Example: A common query is to search for a mutation at a certain position in the genome. SILO stores each position in the genome as a separate column, thus the filter becomes trivial (reading the respective precomputed bitmap). The bitmap is interpreted as the filter result (having a 1 in the positions of the samples that match the filter).

Preprocessing

Precomputing the bitmaps is a time-consuming task. SILO does this ahead of time in a separate step, the preprocessing. The preprocessing is a separate part of SILO that builds the in-memory database from the input files and serializes it to disk. At runtime, SILO can then load the serialized database from disk.

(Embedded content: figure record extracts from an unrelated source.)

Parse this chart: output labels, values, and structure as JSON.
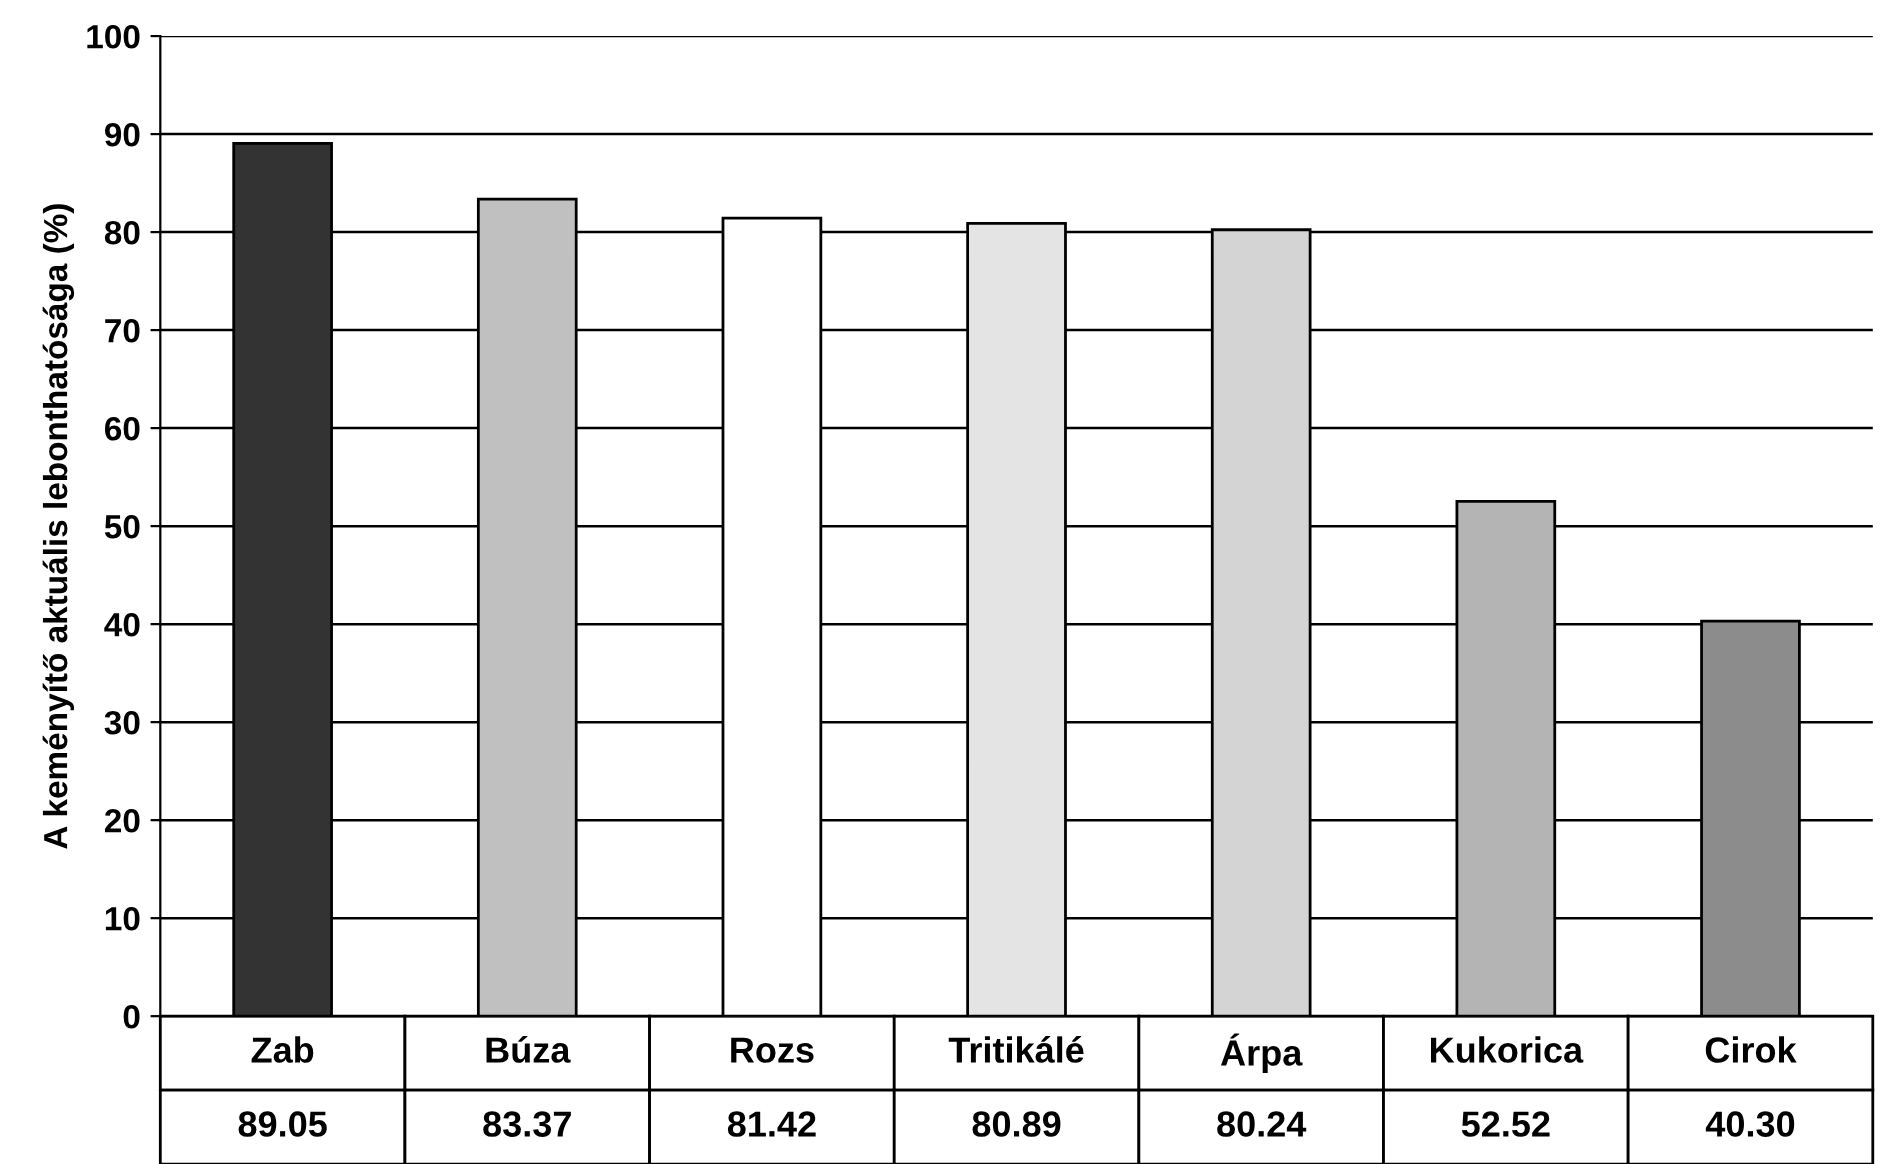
{
  "chart_data": {
    "type": "bar",
    "ylabel": "A keményítő aktuális lebonthatósága (%)",
    "categories": [
      "Zab",
      "Búza",
      "Rozs",
      "Tritikálé",
      "Árpa",
      "Kukorica",
      "Cirok"
    ],
    "values": [
      89.05,
      83.37,
      81.42,
      80.89,
      80.24,
      52.52,
      40.3
    ],
    "value_labels": [
      "89.05",
      "83.37",
      "81.42",
      "80.89",
      "80.24",
      "52.52",
      "40.30"
    ],
    "colors": [
      "#333333",
      "#c0c0c0",
      "#ffffff",
      "#e4e4e4",
      "#d4d4d4",
      "#b4b4b4",
      "#8c8c8c"
    ],
    "ylim": [
      0,
      100
    ],
    "yticks": [
      0,
      10,
      20,
      30,
      40,
      50,
      60,
      70,
      80,
      90,
      100
    ],
    "grid": "y",
    "legend": false
  }
}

Having the preprocessing as a separate step has major advantages:

  • The preprocessing can be done on a different machine than the one that runs the queries.
  • The startup time of SILO is reduced, since it only needs to load the database from disk.
    • Scalability: Thus, it is possible to quickly launch several instances of SILO from the same preprocessing result.

Storage Efficiency

SILO uses Roaring bitmaps to store the data, since they are designed to be space-efficient. Internally, Roaring bitmaps store data in chunks. SILO aims to sort sequences such that similar sequences (i.e. sequences that have similar mutations) are stored in the same chunk. The goal is to have many bitmaps that are either almost completely empty or almost completely full. This will result in a very high compression ratio.

Easy Access To Data

SILO offers a rather complex query language to query the data. LAPIS aims to simplify the usage of SILO by providing a simple REST API.